Palavras chave: amazonita, Serra do Pinheiro, caracterização química e espectroscópica,
coloração verde clara.
ABSTRACT
The amazonite from Serra do Pinheiro is the only occurrence of this mineral found
registered in the Pernambuco state, Brazil. This mineralization stands out for its specific
geological environment and potential use as a gemmological specimen. This paper includes
the spectroscopic and chemical data from this mineral and how it presents itself. The studied
amazonite is found scattered in pegmatite veins, hosted in a peralkaline granodiorite from
Serra do Pinheiro. It presents pale green colour, density of 2.5 g/cm³ and prismatic habit. This
mineral’s crystals were investigated by x-ray diffraction, x-ray fluorescence, infrared
spectroscopy by attenuated total reflectance, differential thermal and thermogravimetric
analysis, infrared absorption spectroscopy and reflectance spectroscopy.

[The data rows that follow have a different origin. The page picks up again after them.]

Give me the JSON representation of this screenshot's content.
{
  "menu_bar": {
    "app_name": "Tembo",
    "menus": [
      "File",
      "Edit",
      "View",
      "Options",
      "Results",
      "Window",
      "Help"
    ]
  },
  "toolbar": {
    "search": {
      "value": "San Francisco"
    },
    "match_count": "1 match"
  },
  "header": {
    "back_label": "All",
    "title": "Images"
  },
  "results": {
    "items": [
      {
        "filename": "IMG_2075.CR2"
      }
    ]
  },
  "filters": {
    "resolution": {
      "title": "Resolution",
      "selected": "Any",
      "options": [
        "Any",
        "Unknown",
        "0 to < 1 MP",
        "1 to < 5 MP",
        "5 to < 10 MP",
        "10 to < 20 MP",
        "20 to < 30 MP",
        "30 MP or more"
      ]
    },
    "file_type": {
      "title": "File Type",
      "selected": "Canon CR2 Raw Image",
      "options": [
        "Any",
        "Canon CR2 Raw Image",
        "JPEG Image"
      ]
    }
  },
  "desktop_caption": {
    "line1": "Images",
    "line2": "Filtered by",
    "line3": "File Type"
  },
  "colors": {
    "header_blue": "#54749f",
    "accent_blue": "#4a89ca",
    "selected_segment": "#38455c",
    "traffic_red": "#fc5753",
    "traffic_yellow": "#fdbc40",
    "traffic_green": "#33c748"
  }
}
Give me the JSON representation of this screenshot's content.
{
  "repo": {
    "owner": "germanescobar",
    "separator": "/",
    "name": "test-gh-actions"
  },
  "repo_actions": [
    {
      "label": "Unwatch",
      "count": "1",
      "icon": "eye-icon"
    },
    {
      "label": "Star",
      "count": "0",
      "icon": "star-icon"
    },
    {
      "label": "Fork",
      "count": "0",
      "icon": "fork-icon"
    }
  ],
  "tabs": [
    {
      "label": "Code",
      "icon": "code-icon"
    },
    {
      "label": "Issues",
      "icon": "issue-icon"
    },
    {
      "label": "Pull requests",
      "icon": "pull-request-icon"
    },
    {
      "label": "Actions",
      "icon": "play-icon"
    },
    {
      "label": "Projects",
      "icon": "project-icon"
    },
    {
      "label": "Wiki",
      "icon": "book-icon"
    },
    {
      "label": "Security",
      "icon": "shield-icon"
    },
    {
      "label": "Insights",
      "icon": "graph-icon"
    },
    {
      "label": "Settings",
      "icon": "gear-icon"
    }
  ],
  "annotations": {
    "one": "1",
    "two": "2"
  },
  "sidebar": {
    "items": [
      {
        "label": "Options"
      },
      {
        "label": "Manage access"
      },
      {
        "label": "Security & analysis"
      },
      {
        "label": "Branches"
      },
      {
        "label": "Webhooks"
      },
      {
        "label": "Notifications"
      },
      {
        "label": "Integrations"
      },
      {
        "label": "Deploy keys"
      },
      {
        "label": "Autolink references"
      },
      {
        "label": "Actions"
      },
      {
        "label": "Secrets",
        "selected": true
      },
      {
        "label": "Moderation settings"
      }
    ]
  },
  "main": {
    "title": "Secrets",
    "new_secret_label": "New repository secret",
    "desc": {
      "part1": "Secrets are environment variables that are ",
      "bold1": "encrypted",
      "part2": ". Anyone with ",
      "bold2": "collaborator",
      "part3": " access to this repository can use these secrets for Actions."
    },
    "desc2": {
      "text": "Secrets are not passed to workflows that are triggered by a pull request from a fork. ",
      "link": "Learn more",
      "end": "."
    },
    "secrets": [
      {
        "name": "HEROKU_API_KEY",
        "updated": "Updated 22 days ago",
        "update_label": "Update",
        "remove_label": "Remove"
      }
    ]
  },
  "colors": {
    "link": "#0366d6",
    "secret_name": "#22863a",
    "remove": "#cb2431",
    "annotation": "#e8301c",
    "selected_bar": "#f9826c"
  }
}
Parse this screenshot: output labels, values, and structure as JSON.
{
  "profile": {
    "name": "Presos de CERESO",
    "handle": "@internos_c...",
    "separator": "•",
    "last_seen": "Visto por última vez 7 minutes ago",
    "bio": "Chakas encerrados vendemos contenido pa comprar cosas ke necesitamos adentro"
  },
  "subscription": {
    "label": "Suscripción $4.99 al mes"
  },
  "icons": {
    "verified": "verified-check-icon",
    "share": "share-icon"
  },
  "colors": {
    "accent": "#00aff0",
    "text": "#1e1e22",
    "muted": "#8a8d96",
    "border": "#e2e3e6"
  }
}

This amazonite is
characterized by a microcline with a low degree of Al/Si order, containing approximately 325
ppm of lead and 307 ppm of iron, presenting absorption bands related to these elements which
are chromophores and responsible for its pale green colour.
Keywords: amazonite, Serra do Pinheiro, chemical and spectroscopic characterization, pale
green colour.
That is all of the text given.